Om Khaild concluded by urging decision makers, influential figures, NGOs, and public institutions, to draw attention to the situation female inmates and juveniles are facing, as they are in need of support.

After hearing Om Khalid’s story, the governor of Hodeidah promised to investigate the case, and a group of lawyers who were present at the event also decided to follow up the case.

Young women in Hodeidah prison: Mariam, 19 years old, (right), talking to her friend Hafsah, age 27. Photo credit: © Amira Al-Sharif/Progressio

Project background: 

Women prisoners in Yemen are subjected to all kinds of violations including rape, isolation, and psychological torture. They also suffer double punishment by being stigmatised by society and rejected by their families, which makes it hard for them to fully re-integrate in society once they are released. Meanwhile, juvenile prisoners are denied access to education, healthcare and psychosocial support, and in a number of cases, have been sentenced to death penalties. The situation has been exacerbated by the war, increasing the lack of basic services including water, electricity, personal hygiene and health care. 

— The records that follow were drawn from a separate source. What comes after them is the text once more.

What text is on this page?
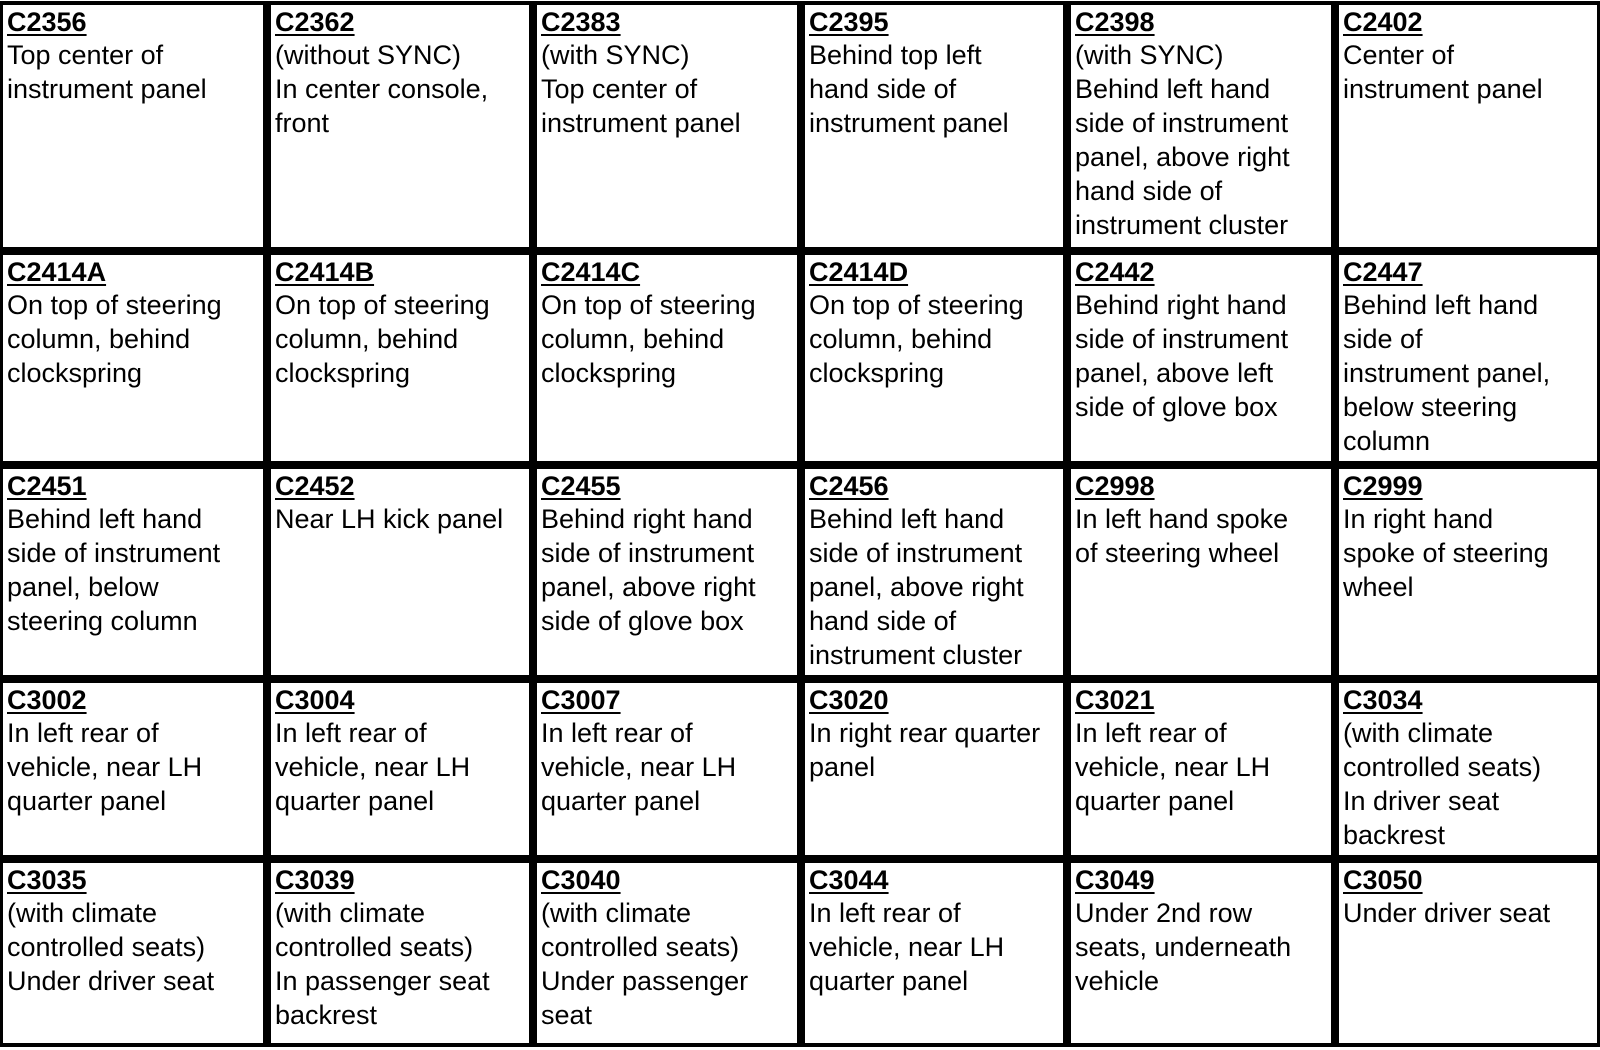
C2356
Top center of
instrument panel
C2362
(without SYNC)
In center console,
front
C2383
(with SYNC)
Top center of
instrument panel
C2395
Behind top left
hand side of
instrument panel
C2398
(with SYNC)
Behind left hand
side of instrument
panel, above right
hand side of
instrument cluster
C2402
Center of
instrument panel
C2414A
On top of steering
column, behind
clockspring
C2414B
On top of steering
column, behind
clockspring
C2414C
On top of steering
column, behind
clockspring
C2414D
On top of steering
column, behind
clockspring
C2442
Behind right hand
side of instrument
panel, above left
side of glove box
C2447
Behind left hand
side of
instrument panel,
below steering
column
C2451
Behind left hand
side of instrument
panel, below
steering column
C2452
Near LH kick panel
C2455
Behind right hand
side of instrument
panel, above right
side of glove box
C2456
Behind left hand
side of instrument
panel, above right
hand side of
instrument cluster
C2998
In left hand spoke
of steering wheel
C2999
In right hand
spoke of steering
wheel
C3002
In left rear of
vehicle, near LH
quarter panel
C3004
In left rear of
vehicle, near LH
quarter panel
C3007
In left rear of
vehicle, near LH
quarter panel
C3020
In right rear quarter
panel
C3021
In left rear of
vehicle, near LH
quarter panel
C3034
(with climate
controlled seats)
In driver seat
backrest
C3035
(with climate
controlled seats)
Under driver seat
C3039
(with climate
controlled seats)
In passenger seat
backrest
C3040
(with climate
controlled seats)
Under passenger
seat
C3044
In left rear of
vehicle, near LH
quarter panel
C3049
Under 2nd row
seats, underneath
vehicle
C3050
Under driver seat
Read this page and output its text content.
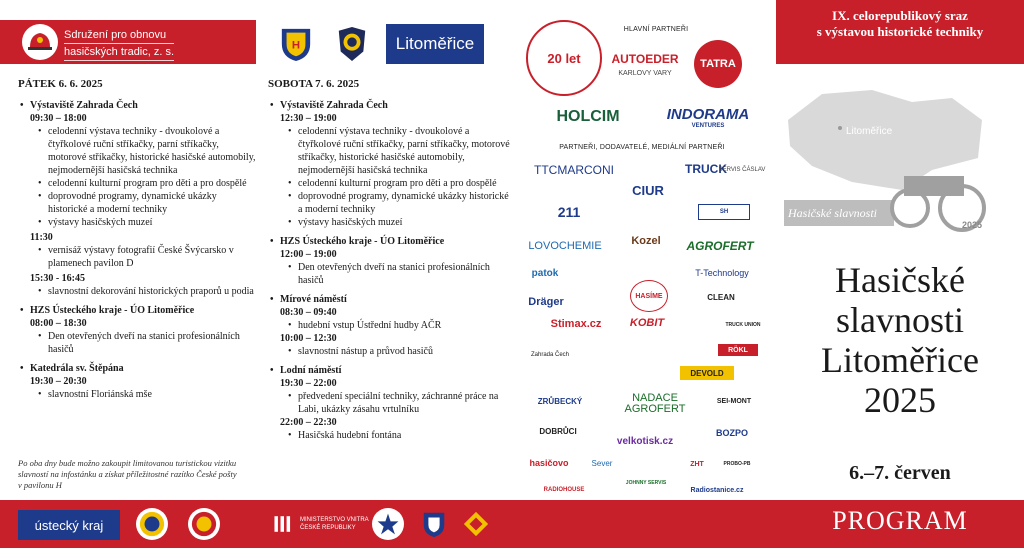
Sdružení pro obnovu
hasičských tradic, z. s.
H	Litoměřice
IX. celorepublikový sraz
s výstavou historické techniky
PÁTEK 6. 6. 2025
• Výstaviště Zahrada Čech
09:30 – 18:00
• celodenní výstava techniky - dvoukolové a čtyřkolové ruční stříkačky, parní stříkačky, motorové stříkačky, historické hasičské automobily, nejmodernější hasičská technika
• celodenní kulturní program pro děti a pro dospělé
• doprovodné programy, dynamické ukázky historické a moderní techniky
• výstavy hasičských muzeí
11:30
• vernisáž výstavy fotografií České Švýcarsko v plamenech pavilon D
15:30 - 16:45
• slavnostní dekorování historických praporů u podia
• HZS Ústeckého kraje - ÚO Litoměřice
08:00 – 18:30
• Den otevřených dveří na stanici profesionálních hasičů
• Katedrála sv. Štěpána
19:30 – 20:30
• slavnostní Floriánská mše
Po oba dny bude možno zakoupit limitovanou turistickou vizitku slavností na infostánku a získat příležitostné razítko České pošty v pavilonu H
SOBOTA 7. 6. 2025
• Výstaviště Zahrada Čech
12:30 – 19:00
• celodenní výstava techniky - dvoukolové a čtyřkolové ruční stříkačky, parní stříkačky, motorové stříkačky, historické hasičské automobily, nejmodernější hasičská technika
• celodenní kulturní program pro děti a pro dospělé
• doprovodné programy, dynamické ukázky historické a moderní techniky
• výstavy hasičských muzeí
• HZS Ústeckého kraje - ÚO Litoměřice
12:00 – 19:00
• Den otevřených dveří na stanici profesionálních hasičů
• Mírové náměstí
08:30 – 09:40
• hudební vstup Ústřední hudby AČR
10:00 – 12:30
• slavnostní nástup a průvod hasičů
• Lodní náměstí
19:30 – 22:00
• předvedení speciální techniky, záchranné práce na Labi, ukázky zásahu vrtulníku
22:00 – 22:30
• Hasičská hudební fontána
20 let
HLAVNÍ PARTNEŘI
AUTOEDER
KARLOVY VARY
TATRA
HOLCIM	INDORAMA
VENTURES
PARTNEŘI, DODAVATELÉ, MEDIÁLNÍ PARTNEŘI
TTCMARCONI	TRUCK
SERVIS ČÁSLAV
CIUR
211	SH
LOVOCHEMIE	Kozel	AGROFERT
patok	T-Technology
HASÍME
Dräger	CLEAN
Stimax.cz	KOBIT	TRUCK UNION
Zahrada Čech
RÖKL
DEVOLD
ZRŮBECKÝ	NADACE
AGROFERT
SEI-MONT
DOBRŮCI
velkotisk.cz
BOZPO
hasičovo	Sever	ZHT	PROBO-PB
RADIOHOUSE
JOHNNY SERVIS
Radiostanice.cz
Litoměřice
Hasičské slavnosti
2025
Hasičské
slavnosti
Litoměřice
2025
6.–7. červen
PROGRAM
ústecký kraj	MINISTERSTVO VNITRA
ČESKÉ REPUBLIKY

The Protection of the Rights of Female Inmates and Juvenile Offenders project, implemented by the Abu Musa Social Charitable Association, has six partners, and technical support from Progressio. Progressio’s Development Worker (DW) is helping to increase the partners’ advocacy capacity, and providing technical support to assist with the implementation of the activities, such as advocacy training, campaigns and work in the prisons. For example, with the support of our DW, an advocacy campaign was successful in convincing a local council to hand over the management of some prisons to NGOs, given the terrible living conditions faced by the women and juveniles there.

After having suspended all work in Yemen in April 2015 due to the war, Progressio has now been able to re-start working with this project since January 2016.